Pour illustrer ces points, imaginons la situation suivante : une entreprise X établie au Luxembourg réalise un chiffre d’affaires annuel de 80.000 EUR/an au sein de son pays. Le seuil national au Luxembourg pour l’application du régime de la franchise est de 30.000 EUR (pour autant que celui-ci ne soit pas modifié lors de l’adoption des dispositions de la directive en droit national, le seuil maximal étant fixé à 85.000 EUR). Elle ne bénéfice par conséquent pas du régime de franchise au Luxembourg. Néanmoins, si elle réalise en plus un chiffre d’affaires de 17.000 EUR en Allemagne (ou le seuil du régime de franchise est actuellement fixé à 17.500 EUR), elle pourra bénéficier du régime de franchise de TVA en Allemagne (ce qui n’est actuellement pas possible).

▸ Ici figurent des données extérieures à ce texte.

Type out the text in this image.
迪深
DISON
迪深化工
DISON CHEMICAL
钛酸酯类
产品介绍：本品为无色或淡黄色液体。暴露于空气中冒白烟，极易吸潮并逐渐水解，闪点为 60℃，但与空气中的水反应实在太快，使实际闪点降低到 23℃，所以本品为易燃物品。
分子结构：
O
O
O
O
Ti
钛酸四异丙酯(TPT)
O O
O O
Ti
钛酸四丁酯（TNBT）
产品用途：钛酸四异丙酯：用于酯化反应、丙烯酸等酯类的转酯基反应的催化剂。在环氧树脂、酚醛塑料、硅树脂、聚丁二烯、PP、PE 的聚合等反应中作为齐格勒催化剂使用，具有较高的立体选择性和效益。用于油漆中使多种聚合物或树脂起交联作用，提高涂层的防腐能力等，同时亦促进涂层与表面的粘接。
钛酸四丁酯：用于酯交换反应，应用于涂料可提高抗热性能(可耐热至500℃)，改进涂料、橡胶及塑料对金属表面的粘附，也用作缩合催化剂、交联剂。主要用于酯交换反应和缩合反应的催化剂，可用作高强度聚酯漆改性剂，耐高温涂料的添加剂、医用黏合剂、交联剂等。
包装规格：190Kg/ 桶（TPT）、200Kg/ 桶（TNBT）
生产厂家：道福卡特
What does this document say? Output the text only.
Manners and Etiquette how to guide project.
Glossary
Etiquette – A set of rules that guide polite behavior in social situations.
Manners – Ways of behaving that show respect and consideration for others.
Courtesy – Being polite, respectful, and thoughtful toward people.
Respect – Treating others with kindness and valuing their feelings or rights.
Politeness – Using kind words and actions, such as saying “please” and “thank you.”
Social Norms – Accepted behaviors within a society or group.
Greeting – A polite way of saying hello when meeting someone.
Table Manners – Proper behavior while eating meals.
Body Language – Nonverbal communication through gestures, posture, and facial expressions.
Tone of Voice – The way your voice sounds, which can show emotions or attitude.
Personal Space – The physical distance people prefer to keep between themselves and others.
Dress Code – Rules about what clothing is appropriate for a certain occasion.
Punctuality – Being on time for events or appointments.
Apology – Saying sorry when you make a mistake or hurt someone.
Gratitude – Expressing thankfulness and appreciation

En revanche, si cette société X réalise un chiffre d’affaires de 90.000 EUR/an à Luxembourg et continue de réaliser en plus un chiffre d’affaires de 17.000 EUR en Allemagne, elle ne pourra normalement plus bénéficier du régime de franchise de TVA en Allemagne, mais aura la possibilité de bénéficier des simplifications liées aux obligations précédemment évoquées pour les « petites entreprises », car son chiffre d’affaires reste inférieur au seuil de 2.000.000 EUR. Au-delà de ce montant, cette entreprise n’aurait plus droit à une telle simplification.

En conclusion

Dans une région transfrontalière comme la nôtre, ces mesures devraient principalement bénéficier à nos plus petites entreprises, ce qui semble être une bonne nouvelle. La mise en place d’un tel régime nécessitera néanmoins une collaboration accrue entre les autorités fiscales luxembourgeoises, allemandes, françaises et belges, avec, à la clé sans doute, davantage de contrôles visant à une diminution des risques de fraude.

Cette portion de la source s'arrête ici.